NEW YORK (Reuters) - Bill Gross, manager of PIMCO, the world’s largest bond fund, said on Tuesday the subprime mortgage crisis gripping U.S. financial markets was not an isolated event and will eventually take a toll on the economy.
Gross, the chief investment officer of Pacific Investment Management Co., or PIMCO, also said in his July investment outlook that the crisis would prompt the Federal Reserve to lower the benchmark interest rate by year-end.
“To death and taxes you can add this to your list of inevitabilities: the subprime crisis is not an isolated event and it won’t be contained by a few days of headlines in The New York Times,” he said.
By midday on Tuesday, short-term U.S. interest rate futures were showing a roughly 36 percent chance of a quarter-percentage-point cut in the benchmark fed funds rate by the end of 2007.
That is down from a 42 percent probability early Tuesday, but up from just 2 percent on June 18, just before problems emerged at a pair of Bear Stearns Cos.’ BSC.N hedge funds.

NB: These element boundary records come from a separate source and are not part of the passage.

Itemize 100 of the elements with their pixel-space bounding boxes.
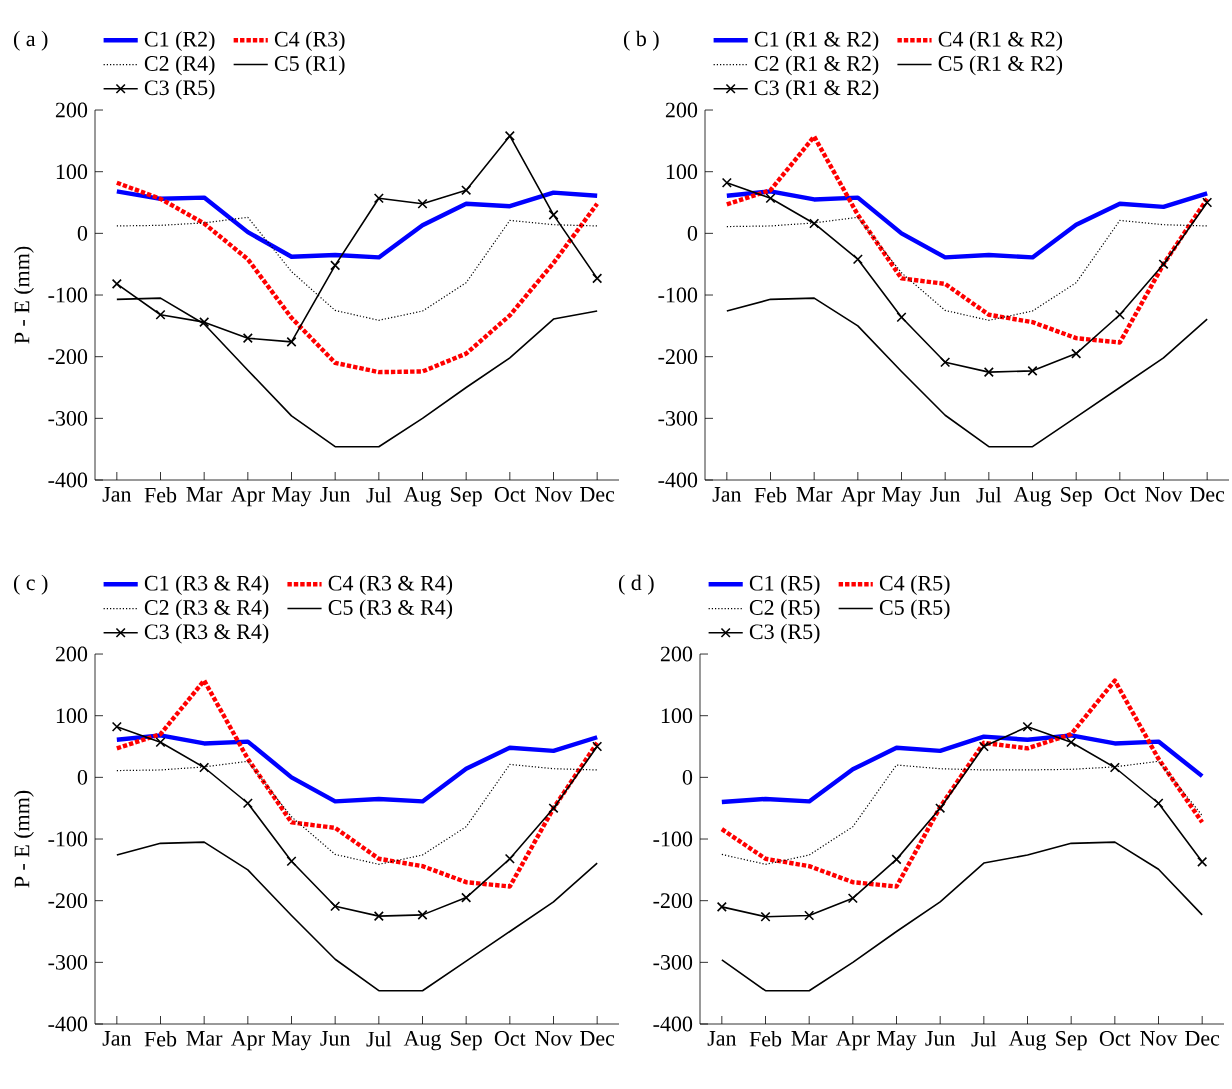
legend-label: C4 (R3) <box>274 31 345 52</box>
point <box>1202 197 1213 208</box>
point <box>417 198 428 209</box>
x-tick-label: Nov <box>535 487 573 502</box>
x-tick-label: Nov <box>535 1031 573 1046</box>
line-series <box>719 678 1205 889</box>
y-tick-label: 0 <box>77 225 88 241</box>
x-tick-label: Aug <box>1008 1031 1047 1051</box>
x-tick-label: Feb <box>749 1031 782 1047</box>
y-tick-label: -100 <box>48 287 88 303</box>
x-tick-label: Oct <box>494 487 526 502</box>
y-tick-label: -100 <box>48 831 88 847</box>
legend-label: C5 (R5) <box>879 599 950 620</box>
x-tick-label: Aug <box>403 1031 442 1051</box>
y-tick-label: -200 <box>48 893 88 909</box>
y-tick-label: -200 <box>658 349 698 365</box>
y-tick-label: -200 <box>653 893 693 909</box>
y-tick-label: 0 <box>682 769 693 785</box>
point <box>592 741 603 752</box>
chart-title: ( a ) <box>13 30 48 51</box>
y-tick-label: -300 <box>658 410 698 426</box>
point <box>111 278 122 289</box>
point <box>504 130 515 141</box>
x-tick-label: Oct <box>1104 487 1136 502</box>
point <box>978 741 989 752</box>
y-tick-label: -400 <box>48 1016 88 1032</box>
point <box>461 892 472 903</box>
x-tick-label: Apr <box>840 487 875 507</box>
point <box>804 910 815 921</box>
y-tick-label: -100 <box>658 287 698 303</box>
point <box>721 177 732 188</box>
line-series <box>721 841 1203 992</box>
point <box>852 254 863 265</box>
x-tick-label: Apr <box>230 487 265 507</box>
x-tick-label: Oct <box>494 1031 526 1046</box>
x-tick-label: Oct <box>1099 1031 1131 1046</box>
point <box>155 309 166 320</box>
x-tick-label: Apr <box>230 1031 265 1051</box>
x-tick-label: Jun <box>320 487 351 502</box>
point <box>847 893 858 904</box>
x-tick-label: Sep <box>1061 487 1092 507</box>
point <box>592 273 603 284</box>
x-tick-label: Dec <box>580 1031 615 1046</box>
x-tick-label: Jul <box>366 1031 392 1047</box>
x-tick-label: May <box>881 487 922 507</box>
x-tick-label: Jun <box>930 487 961 502</box>
point <box>504 853 515 864</box>
y-tick-label: 100 <box>56 164 88 180</box>
legend-label: C4 (R1 & R2) <box>938 31 1063 52</box>
point <box>330 901 341 912</box>
x-tick-label: Mar <box>791 1031 828 1046</box>
point <box>199 762 210 773</box>
y-axis-title: P - E (mm) <box>13 790 34 888</box>
point <box>373 911 384 922</box>
point <box>891 854 902 865</box>
line-series <box>116 841 598 992</box>
point <box>373 193 384 204</box>
x-tick-label: Jul <box>976 487 1002 503</box>
point <box>983 367 994 378</box>
y-tick-label: -300 <box>48 410 88 426</box>
legend-label: C1 (R5) <box>749 575 820 596</box>
x-tick-label: Dec <box>1185 1031 1220 1046</box>
line-series <box>719 733 1205 805</box>
point <box>1066 737 1077 748</box>
point <box>1114 309 1125 320</box>
line-series <box>724 134 1210 345</box>
point <box>461 185 472 196</box>
point <box>548 209 559 220</box>
legend-label: C4 (R3 & R4) <box>328 575 453 596</box>
point <box>242 798 253 809</box>
legend-label: C2 (R5) <box>749 599 820 620</box>
x-tick-label: Jan <box>102 487 132 502</box>
point <box>765 193 776 204</box>
x-tick-label: May <box>271 1031 312 1051</box>
point <box>1153 798 1164 809</box>
line-series <box>726 297 1208 448</box>
y-tick-label: -300 <box>48 954 88 970</box>
point <box>155 737 166 748</box>
y-tick-label: 100 <box>666 164 698 180</box>
legend-label: C3 (R3 & R4) <box>144 623 269 644</box>
y-tick-label: -400 <box>653 1016 693 1032</box>
point <box>760 911 771 922</box>
y-tick-label: -400 <box>48 472 88 488</box>
x-tick-label: Apr <box>835 1031 870 1051</box>
legend-label: C5 (R1 & R2) <box>938 55 1063 76</box>
point <box>286 336 297 347</box>
x-tick-label: Feb <box>754 487 787 503</box>
chart-title: ( b ) <box>623 30 659 51</box>
point <box>242 333 253 344</box>
legend-label: C3 (R5) <box>749 623 820 644</box>
legend-label: C2 (R3 & R4) <box>144 599 269 620</box>
legend-label: C2 (R4) <box>144 55 215 76</box>
x-tick-label: Mar <box>796 487 833 502</box>
point <box>548 803 559 814</box>
x-tick-label: May <box>876 1031 917 1051</box>
y-tick-label: -400 <box>658 472 698 488</box>
y-tick-label: 200 <box>665 102 698 118</box>
point <box>330 260 341 271</box>
point <box>1022 721 1033 732</box>
point <box>1027 365 1038 376</box>
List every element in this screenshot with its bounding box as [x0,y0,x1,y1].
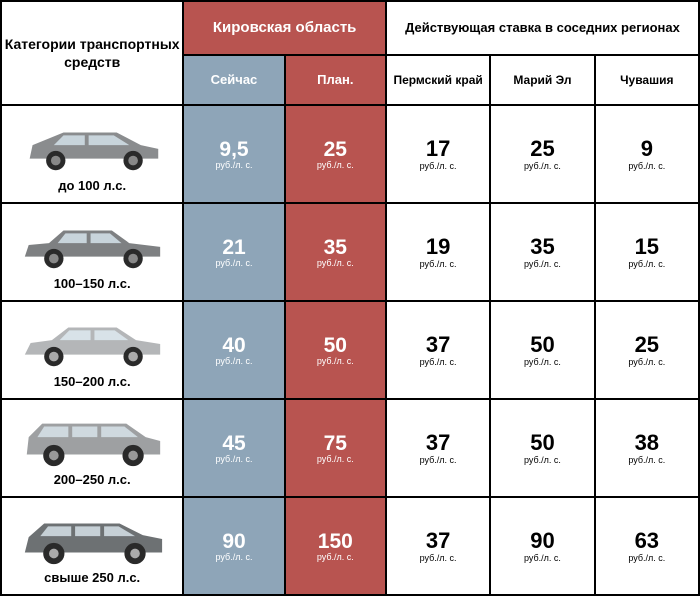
rate-plan: 35руб./л. с. [285,203,386,301]
category-label: 150–200 л.с. [4,374,180,389]
car-icon [15,118,170,176]
subheader-mari: Марий Эл [490,55,594,105]
table-row: свыше 250 л.с. 90руб./л. с. 150руб./л. с… [1,497,699,595]
rate-chuv: 38руб./л. с. [595,399,699,497]
rate-plan: 25руб./л. с. [285,105,386,203]
category-label: свыше 250 л.с. [4,570,180,585]
car-icon [15,216,170,274]
category-label: 100–150 л.с. [4,276,180,291]
rate-perm: 17руб./л. с. [386,105,490,203]
subheader-perm: Пермский край [386,55,490,105]
rate-now: 40руб./л. с. [183,301,284,399]
rate-perm: 19руб./л. с. [386,203,490,301]
car-icon [15,412,170,470]
rate-mari: 90руб./л. с. [490,497,594,595]
category-cell: 100–150 л.с. [1,203,183,301]
table-row: 200–250 л.с. 45руб./л. с. 75руб./л. с. 3… [1,399,699,497]
rate-perm: 37руб./л. с. [386,399,490,497]
rate-now: 45руб./л. с. [183,399,284,497]
rate-plan: 50руб./л. с. [285,301,386,399]
rate-mari: 50руб./л. с. [490,301,594,399]
category-cell: до 100 л.с. [1,105,183,203]
rate-chuv: 9руб./л. с. [595,105,699,203]
rate-perm: 37руб./л. с. [386,301,490,399]
tax-rate-table: Категории транспортных средств Кировская… [0,0,700,596]
subheader-chuv: Чувашия [595,55,699,105]
rate-now: 21руб./л. с. [183,203,284,301]
rate-chuv: 25руб./л. с. [595,301,699,399]
table-row: 100–150 л.с. 21руб./л. с. 35руб./л. с. 1… [1,203,699,301]
rate-now: 9,5руб./л. с. [183,105,284,203]
category-cell: свыше 250 л.с. [1,497,183,595]
category-label: до 100 л.с. [4,178,180,193]
rate-perm: 37руб./л. с. [386,497,490,595]
header-kirov: Кировская область [183,1,386,55]
category-cell: 150–200 л.с. [1,301,183,399]
rate-chuv: 63руб./л. с. [595,497,699,595]
rate-chuv: 15руб./л. с. [595,203,699,301]
category-label: 200–250 л.с. [4,472,180,487]
header-neighbors: Действующая ставка в соседних регионах [386,1,699,55]
car-icon [15,314,170,372]
subheader-plan: План. [285,55,386,105]
table-row: 150–200 л.с. 40руб./л. с. 50руб./л. с. 3… [1,301,699,399]
rate-mari: 25руб./л. с. [490,105,594,203]
subheader-now: Сейчас [183,55,284,105]
header-category: Категории транспортных средств [1,1,183,105]
rate-plan: 75руб./л. с. [285,399,386,497]
table-row: до 100 л.с. 9,5руб./л. с. 25руб./л. с. 1… [1,105,699,203]
rate-now: 90руб./л. с. [183,497,284,595]
car-icon [15,510,170,568]
category-cell: 200–250 л.с. [1,399,183,497]
rate-plan: 150руб./л. с. [285,497,386,595]
rate-mari: 35руб./л. с. [490,203,594,301]
rate-mari: 50руб./л. с. [490,399,594,497]
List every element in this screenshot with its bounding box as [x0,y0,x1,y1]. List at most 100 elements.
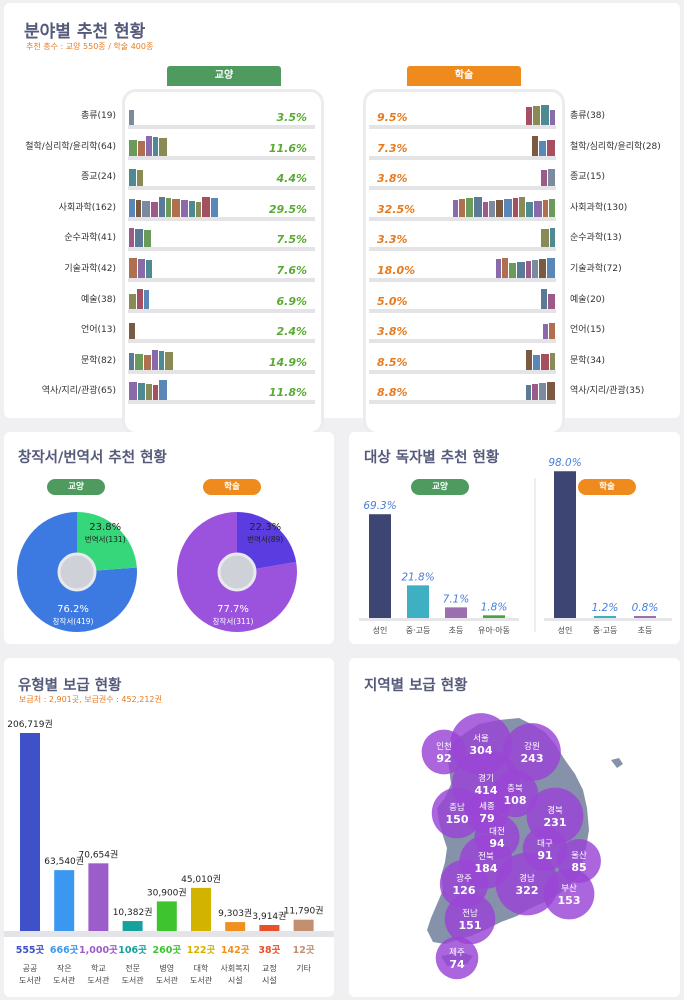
distribution-count: 142곳 [221,945,250,956]
region-name: 부산 [561,883,577,894]
region-name: 경기 [478,773,494,784]
haksul-translation-label: 번역서(89) [247,534,283,544]
book-icon [129,293,136,309]
gyoyang-reader-category: 중·고등 [406,626,431,635]
distribution-count: 38곳 [258,945,280,956]
gyoyang-reader-bar [445,607,467,618]
distribution-count: 666곳 [50,945,79,956]
gyoyang-translation-label: 번역서(131) [85,534,126,544]
book-icon [543,199,548,217]
shelf-plank [369,186,556,191]
book-icon [189,200,195,217]
gyoyang-pie-hole [57,552,97,592]
book-icon [549,198,555,217]
distribution-bar [122,921,143,931]
gyoyang-category-label: 예술(38) [80,294,116,305]
gyoyang-percent: 7.6% [276,264,307,277]
gyoyang-pie-label: 교양 [47,479,105,495]
book-icon [196,201,201,217]
distribution-value: 11,790권 [284,905,324,917]
book-icon [181,199,188,217]
shelf-plank [369,369,556,374]
region-value: 153 [558,894,581,907]
haksul-bar-label: 학술 [578,479,636,495]
gyoyang-reader-bar [483,615,505,618]
field-recommendation-panel: 분야별 추천 현황 추천 총수 : 교양 550종 / 학술 400종 교양 학… [4,3,680,435]
book-icon [541,229,549,248]
region-value: 322 [516,884,539,897]
distribution-category: 전문 [125,963,140,973]
distribution-category: 사회복지 [220,964,249,973]
book-icon [202,196,210,217]
distribution-value: 9,303권 [218,907,252,919]
distribution-value: 63,540권 [44,855,84,867]
book-icon [146,384,152,401]
book-icon [489,200,495,217]
distribution-type-panel: 유형별 보급 현황 보급처 : 2,901곳, 보급권수 : 452,212권 … [4,658,334,997]
distribution-category: 공공 [23,964,38,973]
distribution-bar [293,919,314,931]
region-name: 서울 [473,734,489,744]
gyoyang-reader-category: 유아·아동 [478,625,510,635]
distribution-category: 시설 [228,975,243,985]
shelf-plank [369,247,556,252]
gyoyang-reader-category: 성인 [373,625,388,635]
book-icon [541,170,547,187]
gyoyang-bar-label: 교양 [411,479,469,495]
region-bubble [503,723,561,781]
book-icon [549,323,555,340]
book-icon [504,198,512,217]
book-icon [144,289,149,309]
region-value: 74 [449,958,465,971]
book-icon [153,385,158,401]
gyoyang-category-label: 역사/지리/관광(65) [41,386,116,397]
shelf-plank [369,155,556,160]
haksul-percent: 18.0% [377,264,416,277]
haksul-pie-hole [217,552,257,592]
book-icon [129,110,134,125]
distribution-category: 도서관 [53,975,76,985]
distribution-value: 30,900권 [147,886,187,898]
distribution-category: 도서관 [156,975,179,985]
book-icon [136,199,141,217]
region-value: 91 [537,849,552,862]
region-bubble [495,852,559,916]
book-icon [129,139,137,156]
book-icon [172,198,180,217]
haksul-percent: 8.5% [377,355,408,369]
book-icon [532,384,538,401]
distribution-category: 작은 [57,963,72,973]
book-icon [541,288,547,309]
distribution-category: 대학 [194,963,209,973]
haksul-reader-category: 성인 [558,625,573,635]
gyoyang-reader-bar [407,585,429,618]
book-icon [152,349,158,370]
haksul-reader-bar [594,616,616,618]
book-icon [144,354,151,370]
book-icon [496,199,503,217]
distribution-count: 260곳 [153,945,182,956]
shelf-plank [128,369,315,374]
region-value: 304 [470,744,493,757]
gyoyang-original-label: 창작서(419) [53,616,94,626]
region-name: 전남 [462,908,478,919]
book-icon [159,196,165,217]
shelf-plank [128,400,315,405]
distribution-count: 555곳 [16,945,45,956]
haksul-pie-label: 학술 [203,479,261,495]
book-icon [547,382,555,401]
gyoyang-category-label: 종교(24) [80,172,116,183]
haksul-category-label: 언어(15) [570,325,606,336]
gyoyang-percent: 7.5% [276,233,307,247]
book-icon [539,140,546,156]
distribution-bar [88,863,109,931]
gyoyang-percent: 14.9% [268,355,307,369]
shelf-plank [369,308,556,313]
gyoyang-reader-pct: 1.8% [481,601,508,613]
region-value: 150 [446,813,469,826]
gyoyang-reader-pct: 7.1% [443,593,470,605]
target-reader-panel: 대상 독자별 추천 현황 교양 학술 69.3% 성인 21.8% 중·고등 7.1% 초… [349,432,680,644]
region-name: 대구 [537,839,553,849]
book-icon [129,323,135,340]
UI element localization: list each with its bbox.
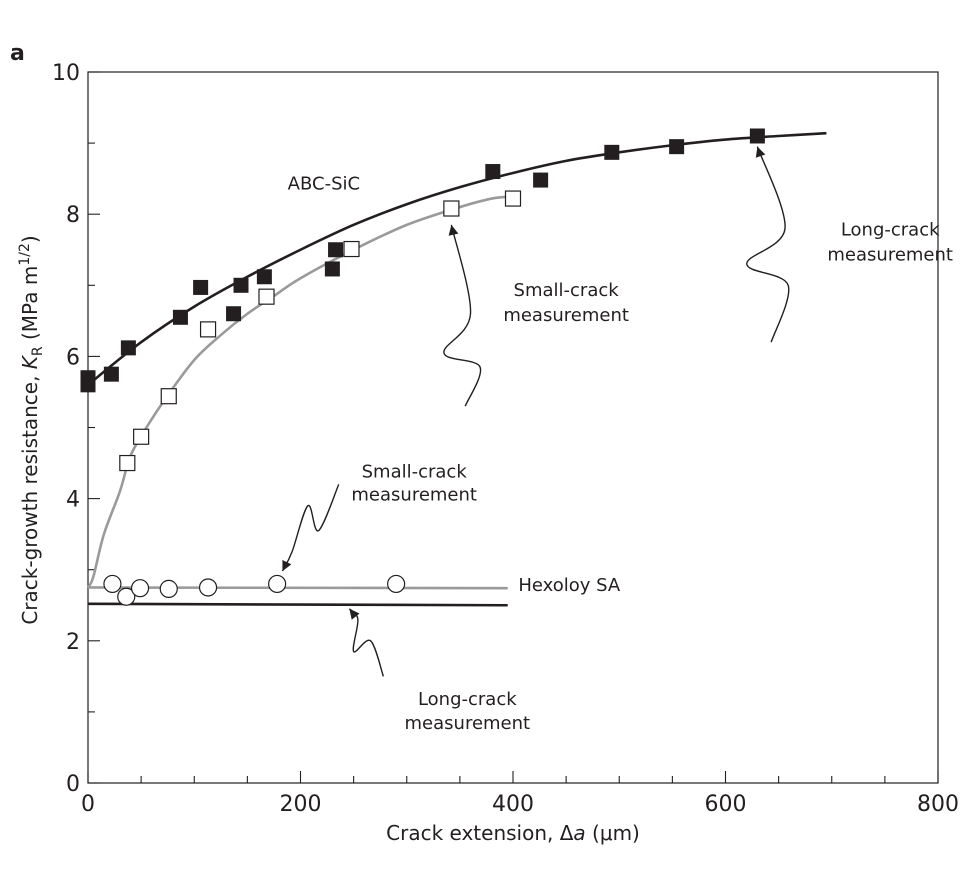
x-axis-title-var: a xyxy=(573,821,585,845)
long-crack-abc-point xyxy=(103,366,119,382)
annotations: ABC-SiC Long-crack measurement Small-crack m… xyxy=(288,173,953,734)
y-axis-title: Crack-growth resistance, KR (MPa m1/2) xyxy=(17,235,46,624)
x-tick-label: 800 xyxy=(917,792,959,817)
x-tick-label: 600 xyxy=(705,792,747,817)
small-crack-hexoloy-point xyxy=(117,587,136,606)
annotation-label: Long-crack xyxy=(418,689,517,710)
long-crack-abc-point xyxy=(749,128,765,144)
plot-frame xyxy=(87,71,939,784)
small-crack-abc-point xyxy=(258,288,275,305)
arrowhead xyxy=(755,146,766,158)
annotation-label: measurement xyxy=(351,485,477,506)
data-markers xyxy=(80,128,765,606)
fit-curve xyxy=(86,195,514,589)
annotation-label: measurement xyxy=(827,244,953,265)
small-crack-abc-point xyxy=(160,388,177,405)
x-tick-label: 400 xyxy=(492,792,534,817)
small-crack-hexoloy-point xyxy=(198,578,218,597)
annotation-label: ABC-SiC xyxy=(288,173,360,194)
small-crack-abc-point xyxy=(119,454,136,472)
y-axis-title-var: K xyxy=(18,354,42,369)
y-tick-label: 4 xyxy=(66,488,80,513)
annotation-label: Hexoloy SA xyxy=(518,575,621,596)
fit-curves xyxy=(86,131,827,607)
y-tick-label: 0 xyxy=(66,772,80,797)
annotation-arrows xyxy=(281,146,790,677)
annotation-label: Small-crack xyxy=(514,280,620,301)
long-crack-abc-point xyxy=(328,242,344,258)
long-crack-abc-point xyxy=(485,164,501,180)
y-tick-label: 6 xyxy=(66,345,80,370)
long-crack-abc-point xyxy=(256,269,272,285)
annotation-arrow-line xyxy=(348,608,385,677)
small-crack-hexoloy-point xyxy=(103,574,122,594)
x-axis-title-post: (μm) xyxy=(586,821,640,845)
annotation-label: Small-crack xyxy=(362,461,468,482)
fit-curve xyxy=(87,131,827,386)
x-axis-title-pre: Crack extension, Δ xyxy=(386,821,574,845)
long-crack-abc-point xyxy=(226,306,242,322)
long-crack-abc-point xyxy=(172,309,188,325)
long-crack-abc-point xyxy=(604,144,620,160)
small-crack-abc-point xyxy=(504,190,522,207)
annotation-arrow-line xyxy=(281,484,340,572)
small-crack-hexoloy-point xyxy=(387,574,406,594)
y-axis-title-unit-pre: (MPa m xyxy=(18,266,42,347)
arrowhead xyxy=(282,559,292,572)
y-axis-title-unit-post: ) xyxy=(18,235,42,243)
long-crack-abc-point xyxy=(324,261,340,277)
x-axis-title: Crack extension, Δa (μm) xyxy=(386,821,640,845)
fit-curve xyxy=(87,602,508,607)
long-crack-abc-point xyxy=(669,139,685,155)
annotation-arrow-line xyxy=(443,224,482,407)
annotation-label: Long-crack xyxy=(841,220,940,241)
y-tick-label: 2 xyxy=(66,630,80,655)
arrowhead xyxy=(349,608,360,620)
y-axis-title-sub: R xyxy=(30,346,46,356)
arrowhead xyxy=(448,224,459,236)
small-crack-hexoloy-point xyxy=(268,574,287,594)
y-axis-title-sup: 1/2 xyxy=(17,243,33,266)
y-tick-label: 8 xyxy=(66,203,80,228)
long-crack-abc-point xyxy=(233,277,249,293)
y-axis-title-pre: Crack-growth resistance, xyxy=(18,369,42,624)
annotation-arrow-line xyxy=(746,146,790,343)
small-crack-hexoloy-point xyxy=(130,579,150,598)
long-crack-abc-point xyxy=(120,340,136,356)
axis-ticks: 0 200 400 600 800 0 2 4 6 8 10 xyxy=(52,61,959,817)
fit-curve xyxy=(87,586,508,590)
y-tick-label: 10 xyxy=(52,61,80,86)
x-tick-label: 0 xyxy=(81,792,95,817)
annotation-label: measurement xyxy=(503,305,629,326)
small-crack-abc-point xyxy=(343,240,360,258)
long-crack-abc-point xyxy=(533,172,549,188)
long-crack-abc-point xyxy=(80,370,96,386)
long-crack-abc-point xyxy=(193,279,209,295)
small-crack-hexoloy-point xyxy=(159,579,178,598)
panel-label: a xyxy=(10,41,25,66)
small-crack-abc-point xyxy=(133,428,150,445)
x-tick-label: 200 xyxy=(280,792,322,817)
annotation-label: measurement xyxy=(405,713,531,734)
small-crack-abc-point xyxy=(199,321,217,338)
small-crack-abc-point xyxy=(443,200,460,217)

Gross said in an interview that he had spoken with former Fed Chairman Alan Greenspan, but declined to say what had been discussed. Greenspan is an economic consultant for PIMCO.
In the newsletter, posted at the company’s Web site, he said the recent Bear Stearns hedge fund rescue was reminiscent of the Long-Term Capital Management episode nearly a decade ago.
He was referring to the August 1998 collapse of the steeply leveraged hedge fund Long-Term Capital Management, which triggered worldwide panic and ultimately led the Federal Reserve Bank of New York to broker a $3.6 billion bailout to keep financial markets stable.
“Shame on you Mr. Stearns, or whoever you were, for scaring us investors like that and moving the Blackstone (BX.N) IPO to the second page of the WSJ,” writes Gross, referring to The Wall Street Journal. “We should have had a week of revelry and celebration of levered risk-taking.”
Gross said there are hundreds of billions of dollars of subprime residential mortgage-backed securities (RMBS), derivatives on subprime RMBS and collateralized debt obligations (CDOs) that buy subprime RMBS and/or the derivatives on the RMBS — all of which he considers “toxic waste.”
“Whether or not they’re in CDOs or Bear Stearns hedge funds matter only to the extent of the timing of the unwind,” said Gross, who manages the $104 billion PIMCO Total Return Fund.
The subprime crisis “may be just what the Fed has been looking for — easy credit becoming less easy; excessive liquidity returning to more rational levels,” he added.
Nonetheless, he said he expects the Fed to issue an “insurance” policy in the form of a lower short-term interest rate over the next six months.
The Fed is expected to keep the benchmark fed funds rate steady at 5.25 percent at its next policy meeting this week.
Gross also said that the subprime crisis will reduce consumption and new home building in the next 12 to 18 months.
He cited a report by Bank of America that estimates that approximately $500 billion of adjustable rate mortgages are scheduled to reset higher this year by an average of over 200 basis points. In 2008, nearly $700 billion in ARMs are subject to reset, nearly 3/4 of which are subprime-rated, he added.
According to Gross, the knock-on effect of the subprime crisis will unfold in these resets and the ultimate impact they will have on the prices of homes — “the collateral that’s so critical in this asset-backed, and therefore interest-rate sensitive finance-based economy of 2007 and beyond.”
All told, Gross said he does not have an overweight position in Treasuries because “it’s hard to be since government bonds are owned primarily by foreign central banks.”
Instead, he said he has an overweight position in the swaps markets, “which are one notch below agencies in terms of the credit chain.”
Earlier this month, Gross conceded that the snappy pace of global economic growth will likely keep bonds on their heels.
Gross forecast that benchmark Treasury yields will range higher than previously expected, which prompted him to acknowledge he is now a “bear market manager” after a quarter-century as the global bond market’s most powerful bull.
Solid global growth and a mild acceleration of inflation in the United States and global economy will drive 10-year Treasury yields to top out at 6.5 percent over the next three to five years as opposed to the 5.5 percent ceiling previously forecast, Gross said.